Jonathan Richardson (1667–1745): L'Architecte du Goût
Jonathan Richardson, souvent appelé « l’Aîné », occupe une place essentielle dans l’histoire de l’art anglais et de la vie intellectuelle de l’Époque Lumière. Né à Londres dans le quartier Saint Botolph en 1667, son parcours artistique coïncidait avec – et façonnait profondément – une époque obsédée par les idéaux classiques et les recherches scientifiques émergentes. Contrairement à beaucoup d'artistes de son temps qui se concentraient uniquement sur la représentation visuelle, Richardson possédait un talent rare combiné à celui de l’écriture, faisant de lui l’un des penseurs les plus marquants sur l’esthétique de sa génération.
Ses premières années furent marquées par une tragédie : son père succomba à maladie en 1672, laissant sa mère remarier. Reconnaissant tôt le potentiel artistique de son fils, John Riley prit sous son aile Jonathan comme apprenti peintre, cultivant une approche disciplinée qui lui servirait bien tout au long de sa carrière. Cette formation enseigna non seulement la maîtrise technique mais aussi une appréciation pour l’observation et le détail minutieux – qualités évidentes dans ses portraits et dessins. Il est remarquable que le mariage de Richardson ait lié Jonathan Riley à sa fille, consolidant ainsi les liens familiaux au sein du milieu artistique londonien.
L'œuvre artistique de Richardson se résumait principalement à la peinture de portraits, produisant des œuvres capturant les portraits de personnalités importantes de toutes les couches sociales : membres de l’aristocratie, clergymen et savants. Son style était élégant et réservé, privilégiant la précision et les nuances subtiles plutôt qu'une décoration ostensible. Il maîtrisait le clair-obscur – des contrastes dramatiques entre lumière et ombre – pour sculpter les formes et exprimer une profondeur psychologique dans les expressions de ses sujets. Parmi ses commandes les plus célèbres figuraient les portraits de Thomas Hudson et George Knapton, patrons influents qui avaient soutenu sa vision artistique.
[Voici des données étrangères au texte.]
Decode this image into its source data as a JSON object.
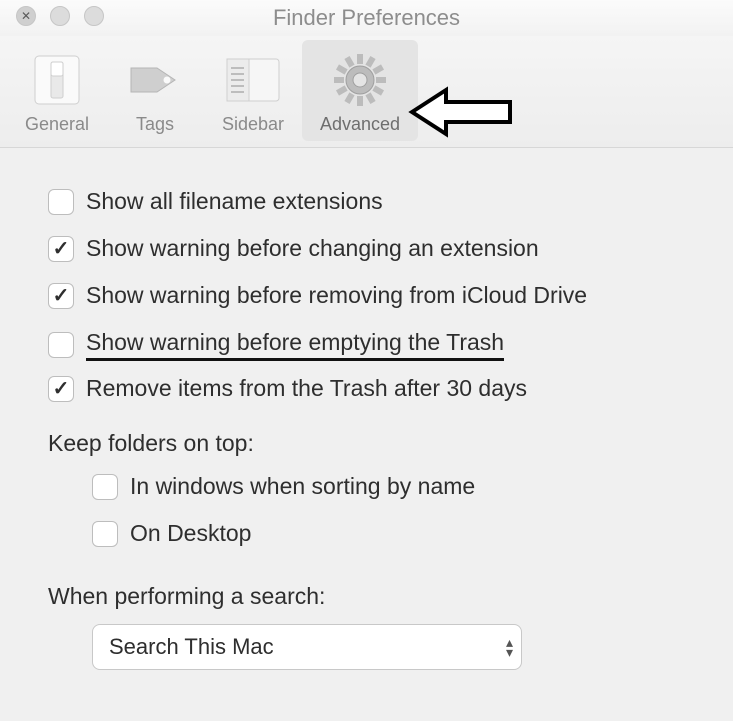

Cependant, l’héritage de Richardson dépasse largement les tableaux qu'il avait créés. Il est surtout reconnu pour son traité fondateur sur la peinture, « Une Essai sur la peinture », publié en 1715 avec son fils Jonathan Richardson le Jeune. Cette œuvre marquante représente un tournant décisif dans la théorie artistique anglaise, défiant directement les conventions baroque dominantes et plaidoyant pour un retour aux principes classiques de proportion et d’harmonie. Richardson soutenait que les peintres devraient s'efforcer d'imiter les formes idéalisées trouvées dans la sculpture grecque, affirmant que « l’imitation de la nature n’est pas la fin de la peinture ». Cette affirmation eut un impact profond sur Joshua Reynolds, qui adopta ensuite ces idées comme pierre angulaire de sa propre philosophie et méthode artistique. Reynolds lui-même déclara qu'Richardson "l'avait inspiré" à peindre et théoriser avec une conviction similaire.
De plus, l’influence de Richardson imprégna le discours culturel plus large. Il documenta méticuleusement les sculptures et dessins qu'il rencontra lors de ses voyages étendus en Italie – un périple effectué en 1721 –, donnant naissance à « Un compte rendu de quelques statues, reliefs et peintures en Italie », publié en 1722. Ce projet ambitieux servit de modèle à l’histoire de l’art monumentale de Johann Joachim Winckelmann (1764), faisant de ce livre une référence indispensable pour les jeunes artistes et érudits : il consolida la participation anglaise au patrimoine artistique antique et établit Richardson comme un défenseur des valeurs humanistes dans le paysage intellectuel de son temps. Il demeure un témoignage du pouvoir transformateur de la curiosité intellectuelle et de la conviction artistique pour façonner l’identité culturelle.